Formed in the 1790s, Jefferson’s Democratic-Republicans and Alexander Hamilton’s Federalists were the country’s, and thus the world’s, first political parties. The Democratic-Republicans believed in an agrarian-based, decentralized, democratic government. The Federalist Party came into being as a national coalition of bankers and businessmen in support of Alexander Hamilton’s fiscal policies. It existed from the early 1790s to 1816; its remnants lasted into the 1820s.
In 1826, Andrew Jackson entered the White House, and Jefferson’s party split into Jackson Democrats and a party called National Republicans. In the 1830s Whigs (including Lincoln) replaced the National Republicans until the 1850s, when the Republican Party of Lincoln, the beginning of today’s Republicans, emerged.
Jefferson walked to his inauguration in the clothes ‘of a plain citizen without any distinctive badge of office’, making the point that he and his party stood for the working people, famers and small businesses rather than rich carriage-riding banking and business elites. Historians consider the rumor- and innuendo-filled 1800 campaign as one of (if not the) dirtiest in American history.
Jefferson spoke to mend the wounds of the campaign. ‘Every difference of opinion is not a difference of principle. . . . We are all Republicans, we are all Federalists. . . .’ he said. Let critics of our society ‘stand undisturbed as monuments of the safety with which error of opinion may be tolerated where reason is left free to combat it.’

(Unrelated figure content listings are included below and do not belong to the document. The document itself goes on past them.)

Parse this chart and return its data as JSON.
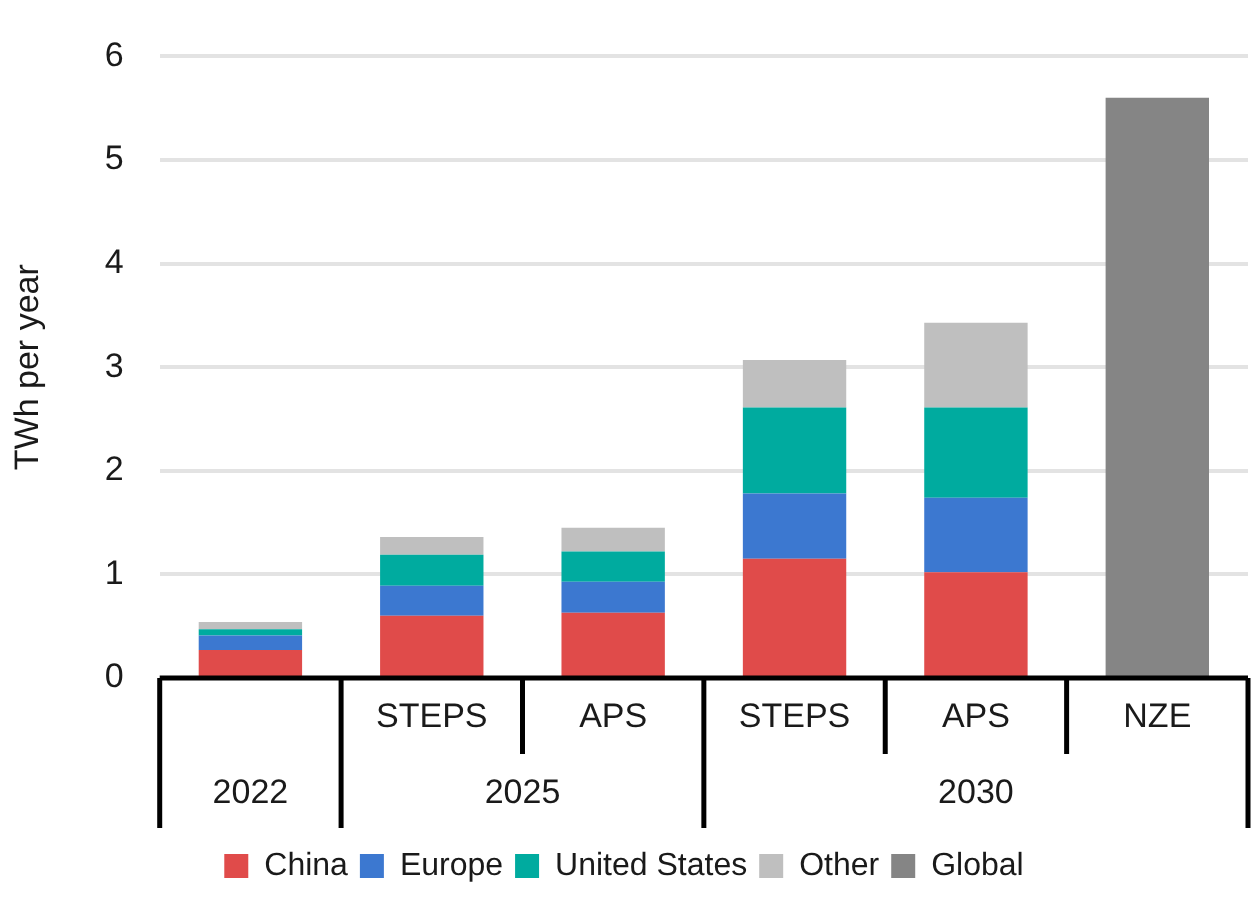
{
  "chart_data": {
    "type": "bar",
    "stacked": true,
    "ylabel": "TWh per year",
    "categories": [
      null,
      "STEPS",
      "APS",
      "STEPS",
      "APS",
      "NZE"
    ],
    "series": [
      {
        "name": "China",
        "color": "#e04b4a",
        "values": [
          0.27,
          0.6,
          0.63,
          1.15,
          1.02,
          null
        ]
      },
      {
        "name": "Europe",
        "color": "#3c78d0",
        "values": [
          0.14,
          0.29,
          0.3,
          0.63,
          0.72,
          null
        ]
      },
      {
        "name": "United States",
        "color": "#00ab9f",
        "values": [
          0.06,
          0.3,
          0.29,
          0.83,
          0.87,
          null
        ]
      },
      {
        "name": "Other",
        "color": "#bfbfbf",
        "values": [
          0.07,
          0.17,
          0.23,
          0.46,
          0.82,
          null
        ]
      },
      {
        "name": "Global",
        "color": "#858585",
        "values": [
          null,
          null,
          null,
          null,
          null,
          5.6
        ]
      }
    ],
    "ylim": [
      0,
      6
    ],
    "yticks": [
      0,
      1,
      2,
      3,
      4,
      5,
      6
    ],
    "grid": "y",
    "legend": "bottom",
    "annotations": [
      "2022",
      "2025",
      "2030"
    ]
  }
}
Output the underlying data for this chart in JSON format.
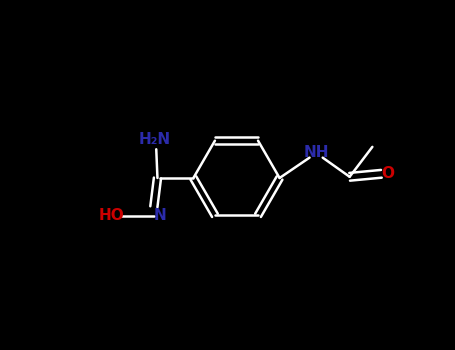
{
  "bg": "#000000",
  "bond_color": "#ffffff",
  "n_color": "#2b2baa",
  "o_color": "#cc0000",
  "font_size": 11,
  "fig_w": 4.55,
  "fig_h": 3.5,
  "dpi": 100,
  "lw": 1.8,
  "xlim": [
    -3.8,
    3.8
  ],
  "ylim": [
    -2.1,
    2.1
  ]
}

John Adams, Jefferson’s Federalist adversary, disdained the new President by avoiding the inauguration and heading home to Massachusetts before sunrise. The 1800 party fight had undercut Madison’s Federalist #10 assertion that a well- constructed Union tended to ‘break and control the violence of faction.’ He called faction a ‘dangerous vice’.
Twenty-five years and four months later, on July 4, 1826, the 50th anniversary of American Independence, both Jefferson and Adams died. The HISTORY site says, ‘Adams’ last words were, “Thomas Jefferson still survives,” though his old friend and political adversary had died a few hours before.’
‘Old friend and adversary’ captures a key aspect of Transpartisan politics. These two founders together worked on The Declaration of Independence, served in the first ten years of U.S. government, and fought over core principles of American life. From 1777 to 1826, with an 1801 to 1812 hiatus as adversaries, they corresponded about politics and life. These famous letters are regarded as masterpieces of the American enlightenment.
The energies that bind people together personally create the vitality and space for passionate discourse. Transpartisan politics seeks to harness this vitality and expand this discourse. We are all Democratic-Republicans . . . we are all Americans.
(Portrait of Thomas Jefferson by Rembrandt Peale in 1800, from the White House Historical Association.)